One of the new strains, found in just one patient in Ohio, contains a mutation identical to the now-dominant variant in the U.K., researchers said, noting that it "likely arose in a virus strain already present in the United States." However, the "Columbus strain," which the researchers said in a press release has become dominant in the city, includes "three other gene mutations not previously seen together in SARS-CoV2."

 

"This new Columbus strain has the same genetic backbone as earlier cases we've studied, but these three mutations represent a significant evolution," Dr.

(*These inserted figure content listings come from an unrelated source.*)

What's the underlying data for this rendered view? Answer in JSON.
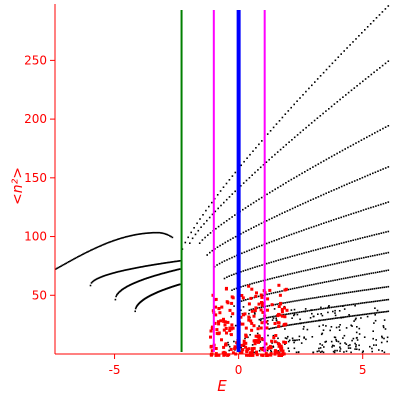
{
  "chart_data": {
    "type": "scatter",
    "title": "",
    "xlabel": "E",
    "ylabel": "<n²>",
    "xlim": [
      -7.4,
      6.1
    ],
    "ylim": [
      0,
      298
    ],
    "xticks": [
      -5,
      0,
      5
    ],
    "xtick_labels": [
      "-5",
      "0",
      "5"
    ],
    "yticks": [
      50,
      100,
      150,
      200,
      250
    ],
    "ytick_labels": [
      "50",
      "100",
      "150",
      "200",
      "250"
    ],
    "grid": false,
    "legend": "none",
    "colors": {
      "axis": "#ff0000",
      "points": "#000000",
      "highlight_points": "#ff0000",
      "line_green": "#008000",
      "line_magenta": "#ff00ff",
      "line_blue": "#0000ff"
    },
    "vertical_lines": [
      {
        "x": -2.3,
        "color": "#008000"
      },
      {
        "x": -1.0,
        "color": "#ff00ff"
      },
      {
        "x": 0.0,
        "color": "#0000ff"
      },
      {
        "x": 1.05,
        "color": "#ff00ff"
      }
    ],
    "left_branches": [
      {
        "x_start": -7.4,
        "x_end": -2.7,
        "y_start": 73,
        "y_peak": 104,
        "x_peak": -3.3,
        "y_end": 100
      },
      {
        "x_start": -6.0,
        "x_end": -2.4,
        "y_start": 59,
        "y_end": 80
      },
      {
        "x_start": -5.0,
        "x_end": -2.4,
        "y_start": 47,
        "y_end": 73
      },
      {
        "x_start": -4.2,
        "x_end": -2.4,
        "y_start": 37,
        "y_end": 60
      }
    ],
    "right_branches": [
      {
        "x_start": -2.3,
        "y_start": 90,
        "x_end": 6.0,
        "y_end": 297
      },
      {
        "x_start": -2.0,
        "y_start": 95,
        "x_end": 6.0,
        "y_end": 250
      },
      {
        "x_start": -1.6,
        "y_start": 95,
        "x_end": 6.0,
        "y_end": 195
      },
      {
        "x_start": -1.3,
        "y_start": 85,
        "x_end": 6.0,
        "y_end": 160
      },
      {
        "x_start": -1.0,
        "y_start": 75,
        "x_end": 6.0,
        "y_end": 130
      },
      {
        "x_start": -0.6,
        "y_start": 65,
        "x_end": 6.0,
        "y_end": 105
      },
      {
        "x_start": -0.3,
        "y_start": 55,
        "x_end": 6.0,
        "y_end": 87
      },
      {
        "x_start": 0.0,
        "y_start": 45,
        "x_end": 6.0,
        "y_end": 72
      },
      {
        "x_start": 0.4,
        "y_start": 38,
        "x_end": 6.0,
        "y_end": 58
      },
      {
        "x_start": 0.8,
        "y_start": 30,
        "x_end": 6.0,
        "y_end": 47
      },
      {
        "x_start": 1.2,
        "y_start": 22,
        "x_end": 6.0,
        "y_end": 37
      }
    ],
    "highlight_region": {
      "x_range": [
        -1.2,
        1.9
      ],
      "y_range": [
        0,
        60
      ]
    }
  }
}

Dan Jones, vice chair of the division of molecular pathology at Ohio State, said in a statement. "We know this shift didn't come from the U.K. or South African branches of the virus."

 

The mutation found in the dominant new strain in Columbus — COH.20G/501Y — "may be occurring independently in multiple parts of the world during the past few months," the researchers said.

 

Peter Mohler, chief scientific officer at the Ohio State Wexner Medical Center and co-author of the forthcoming study, said there's no data to indicate that the new strain will impact the effectiveness of vaccines.

 

"It's important that we don't overreact to this new variant until we obtain additional data," he said in a statement. "We need to understand the impact of mutations on transmission of the virus, the prevalence of the strain in the population and whether it has a more significant impact on human health.

 

The Ohio researchers will hold a press briefing on their discover at 11 a.m. ET.